Whether you are putting money into the market to build assets or collapsing accounts to live on during retirement, it is best to do so at a steady, gradual pace, especially when markets are fluctuating five to 10 per cent per day. That way you’re never buying everything at the top or selling everything at the bottom. The market survived the First World War, the Great Depression and the Second World War within a span of 30 years. It will survive this.
Let’s say you wish to invest $100,000 over the next year, add about $8,000 per month. Identify the strong companies you wish to buy and perhaps invest $4,000 in two companies each month. There is nothing wrong with buying (or selling) a small stake in a company now and more later. It doesn’t have to be all or nothing. Similarly, if you are taking money out it’s best to do so at a gradual pace, picking the lower quality companies you want to sell first, then moving to the better ones later. However, it is important to do what is within one’s comfort zone as an investor.
The stock market provides significantly superior long-term results partly because of its unpredictability. If the market was consistent it would provide returns similar to other consistent return investments like GICs.
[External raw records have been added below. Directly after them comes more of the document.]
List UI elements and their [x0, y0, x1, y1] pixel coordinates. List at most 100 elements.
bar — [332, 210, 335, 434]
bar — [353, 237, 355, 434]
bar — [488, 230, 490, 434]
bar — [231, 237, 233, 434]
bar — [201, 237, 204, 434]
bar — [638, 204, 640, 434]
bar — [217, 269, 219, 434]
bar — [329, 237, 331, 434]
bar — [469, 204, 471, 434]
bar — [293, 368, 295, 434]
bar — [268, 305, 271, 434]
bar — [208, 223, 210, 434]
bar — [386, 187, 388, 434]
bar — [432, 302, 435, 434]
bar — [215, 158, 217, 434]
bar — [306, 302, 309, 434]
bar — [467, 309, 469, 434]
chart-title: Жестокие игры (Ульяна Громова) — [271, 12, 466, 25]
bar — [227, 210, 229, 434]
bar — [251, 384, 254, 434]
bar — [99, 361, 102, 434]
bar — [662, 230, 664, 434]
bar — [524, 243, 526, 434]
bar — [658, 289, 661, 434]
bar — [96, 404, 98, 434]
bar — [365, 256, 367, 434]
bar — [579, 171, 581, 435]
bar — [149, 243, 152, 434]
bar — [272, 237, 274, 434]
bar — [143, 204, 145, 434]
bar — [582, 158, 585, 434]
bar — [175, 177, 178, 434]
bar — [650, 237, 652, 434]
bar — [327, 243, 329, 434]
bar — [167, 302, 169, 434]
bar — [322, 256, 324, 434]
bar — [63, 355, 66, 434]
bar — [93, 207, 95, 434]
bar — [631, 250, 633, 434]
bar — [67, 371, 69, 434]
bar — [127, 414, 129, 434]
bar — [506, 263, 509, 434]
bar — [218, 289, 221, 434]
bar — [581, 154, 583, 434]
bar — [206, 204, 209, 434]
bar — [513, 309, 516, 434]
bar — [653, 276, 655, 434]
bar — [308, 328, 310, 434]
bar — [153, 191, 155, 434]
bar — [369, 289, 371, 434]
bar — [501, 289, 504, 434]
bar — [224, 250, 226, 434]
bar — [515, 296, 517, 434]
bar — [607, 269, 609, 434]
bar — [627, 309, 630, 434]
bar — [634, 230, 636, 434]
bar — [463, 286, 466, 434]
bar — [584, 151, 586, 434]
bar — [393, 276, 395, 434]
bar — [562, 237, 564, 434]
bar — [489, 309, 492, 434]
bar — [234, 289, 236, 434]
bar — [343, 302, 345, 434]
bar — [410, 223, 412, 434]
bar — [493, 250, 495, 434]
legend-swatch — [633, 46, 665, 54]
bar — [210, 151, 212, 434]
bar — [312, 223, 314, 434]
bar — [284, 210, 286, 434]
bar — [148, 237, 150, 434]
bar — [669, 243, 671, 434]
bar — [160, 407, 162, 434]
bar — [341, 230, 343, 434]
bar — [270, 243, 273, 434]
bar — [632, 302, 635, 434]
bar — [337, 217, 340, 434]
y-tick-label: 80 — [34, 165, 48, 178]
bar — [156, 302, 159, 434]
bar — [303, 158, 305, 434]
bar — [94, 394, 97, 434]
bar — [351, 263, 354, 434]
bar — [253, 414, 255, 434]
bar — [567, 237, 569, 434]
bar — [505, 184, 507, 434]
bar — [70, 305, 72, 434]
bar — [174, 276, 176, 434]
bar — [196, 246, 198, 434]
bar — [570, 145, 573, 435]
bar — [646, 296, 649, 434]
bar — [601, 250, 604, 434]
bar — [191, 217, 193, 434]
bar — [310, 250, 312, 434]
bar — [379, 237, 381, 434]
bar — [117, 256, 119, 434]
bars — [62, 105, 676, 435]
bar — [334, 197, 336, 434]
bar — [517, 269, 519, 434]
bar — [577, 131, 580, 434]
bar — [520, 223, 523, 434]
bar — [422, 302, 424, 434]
Because its returns are unpredictable short term, it must provide superior long-term results to attract investors. My preference is for superior returns and to accept volatility to achieve them.
Expectations, but with a high level of uncertainty:
1. The economic crisis will last much longer than the health crisis.
2. Despite government action to support individuals and businesses, significant bankruptcies are unavoidable.
3. This crisis may finally end residential real estate speculation in Toronto and Vancouver.
4. Companies should repatriate some production to North America, so supply chains are less concentrated in China. Reliability of supply should become as important as cost.
5. Many public companies will be forced to cut dividends to save cash, and others that normally increase dividends annually will not be able to do so for a couple of years.
6. The markets will be choppy for an extended period.
With greater certainty:
7. Those who keep their wits and avoid panic will experience excellent opportunities to build.